Yes, I assume Mr Tarantola made a typo while generating the code and then didn’t test it.
LMAO that the QR code doesn’t work, first (and last) time I’ve ever bothered trying one!
Don’t give up Julian! Try this one http://imm.io/PEVM (it’s not vicious malware, promise!)
The above link is a scam. McAfee identified, harful code and it tries to install a Trojan.
Really? Fine for me, I’m not trying anything, honest! imm.io is pretty common.
But I don’t blame you for not continuing.
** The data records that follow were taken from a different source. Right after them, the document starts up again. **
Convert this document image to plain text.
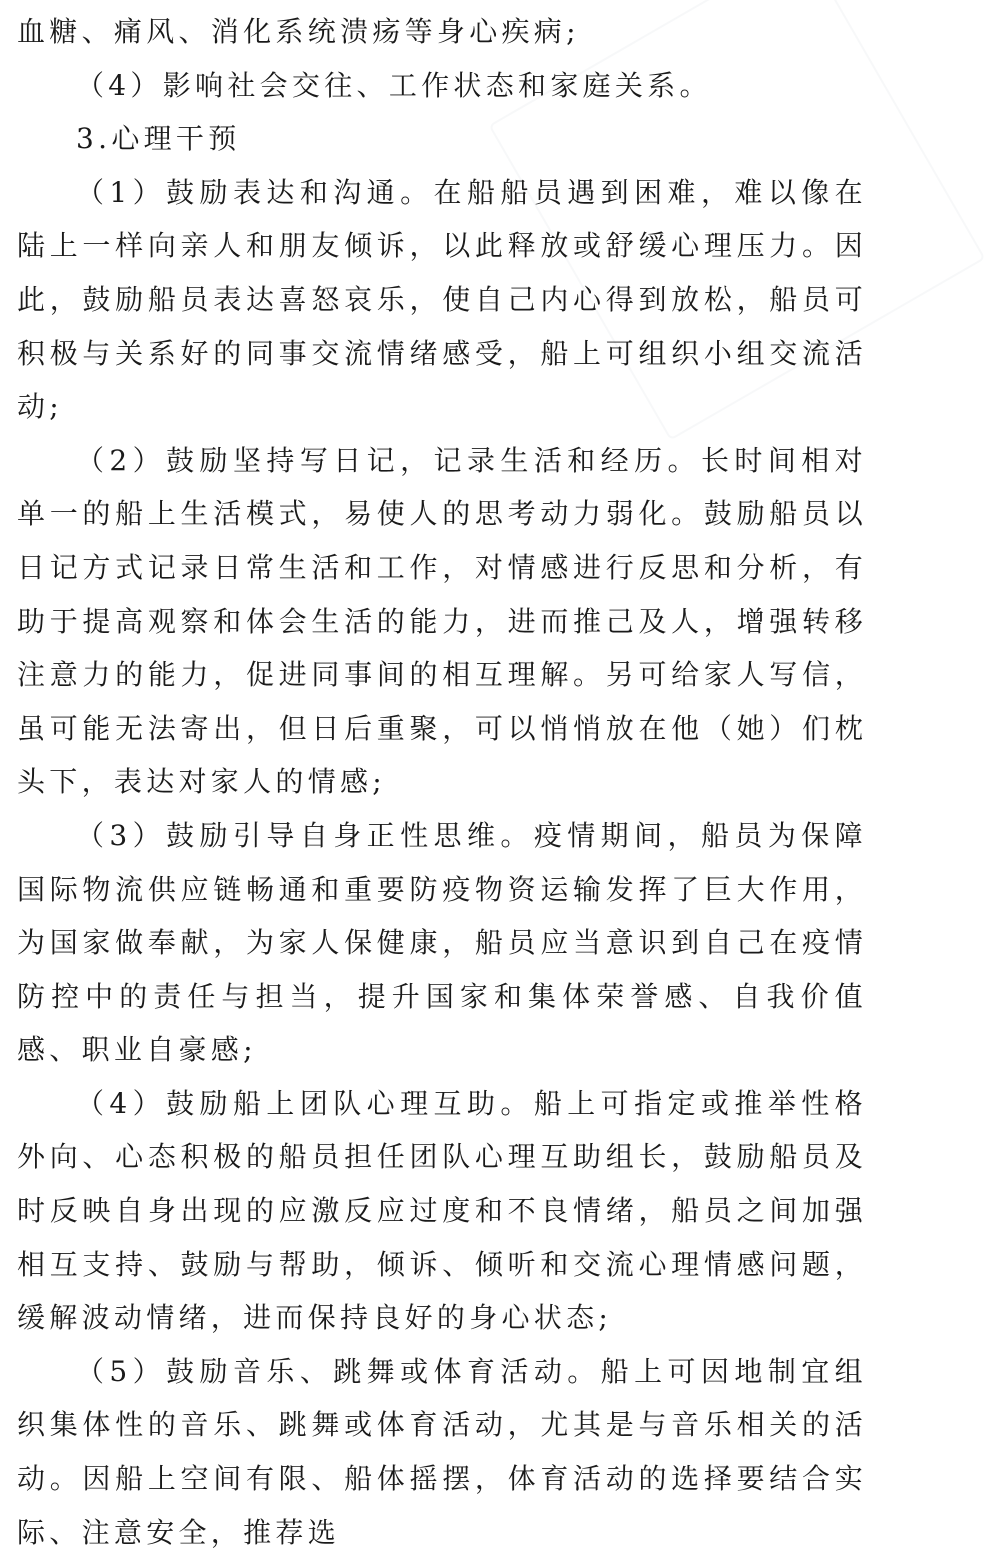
血糖、痛风、消化系统溃疡等身心疾病;

（4）影响社会交往、工作状态和家庭关系。

3.心理干预

（1）鼓励表达和沟通。在船船员遇到困难，难以像在陆上一样向亲人和朋友倾诉，以此释放或舒缓心理压力。因此，鼓励船员表达喜怒哀乐，使自己内心得到放松，船员可积极与关系好的同事交流情绪感受，船上可组织小组交流活动;

（2）鼓励坚持写日记，记录生活和经历。长时间相对单一的船上生活模式，易使人的思考动力弱化。鼓励船员以日记方式记录日常生活和工作，对情感进行反思和分析，有助于提高观察和体会生活的能力，进而推己及人，增强转移注意力的能力，促进同事间的相互理解。另可给家人写信，虽可能无法寄出，但日后重聚，可以悄悄放在他（她）们枕头下，表达对家人的情感;

（3）鼓励引导自身正性思维。疫情期间，船员为保障国际物流供应链畅通和重要防疫物资运输发挥了巨大作用，为国家做奉献，为家人保健康，船员应当意识到自己在疫情防控中的责任与担当，提升国家和集体荣誉感、自我价值感、职业自豪感;

（4）鼓励船上团队心理互助。船上可指定或推举性格外向、心态积极的船员担任团队心理互助组长，鼓励船员及时反映自身出现的应激反应过度和不良情绪，船员之间加强相互支持、鼓励与帮助，倾诉、倾听和交流心理情感问题，缓解波动情绪，进而保持良好的身心状态;

（5）鼓励音乐、跳舞或体育活动。船上可因地制宜组织集体性的音乐、跳舞或体育活动，尤其是与音乐相关的活动。因船上空间有限、船体摇摆，体育活动的选择要结合实际、注意安全，推荐选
Buuut imm.io has destroyed it anyway…
I think I’ll go with Token on this
Whoever wrote this article should go a bit further than copy-pasting chunks from dubious press releases engineered by dim-witted marketers who try to promote competing technology without realizing that what they’re selling, just like QR codes, is a technology, not a strategy.
So, its not actually QR codes that suck is it? It’s their misuse. Marketing companies suck.
at my university every door has a QR code on it which links to an on-line timetable for that seminar room / lecture theatre. very useful.
That is a genius idea, what university is this?
sussex
Trolling with articles is not all fine and dandy, and I find it less transparent if you focus on a point and aim to confirm that single point, rather than flip-flop like a spasm of farts.
“How QR Codes Work and Why They Suck So Hard” reads the header followed by an article about “How QR Codes Work and Why They Suck So Hard for Advertising”. Now considering they weren’t designed as an advertising tool then I can understand this. But like many have stated here QR codes have a great purpose, and like the article states it was invented “as a way to track vehicles as they were assembled, and to scan components at high speeds”. This isn’t just a good thing for a factory but also an end user – now someone can open a broken machine scan a broken part and go directly to the website to order a spare, that doesn’t suck. But the users go far beyond the consumption of goods. I personallt like them to link to further information, like they do in a gallery.
If we live in a world were the purpose of us all is to consume products en masse then maybe QR codes suck, the fact most of us have a capacity to define ourselves beyond being a consumer means that only some people suck, due to their own limitations. And the rest of us, like QR codes, do actually have a purpose.
This topic should have been:
Do US Gizmodo Writers Do Any Work and Why Do They Suck So Hard?
Ease up on the hate, everybody needs a break, it’s festive time so ease up
I’ve got to use up my quota before Christmas hits.
save some for the in-laws
Oh it’s fine, we have 20+ people round at Christmas so it’s not hard to avoid people.
I think there’s a social aspect to it as well. Standing in the street pointing your phone at an advert with a QR code or that uses Blippar or similar just makes me feel very self aware, as if people are walking past and saying “Why’s he taking a photo of an advert?”. It often seems easier to just go to the company’s website using a browser.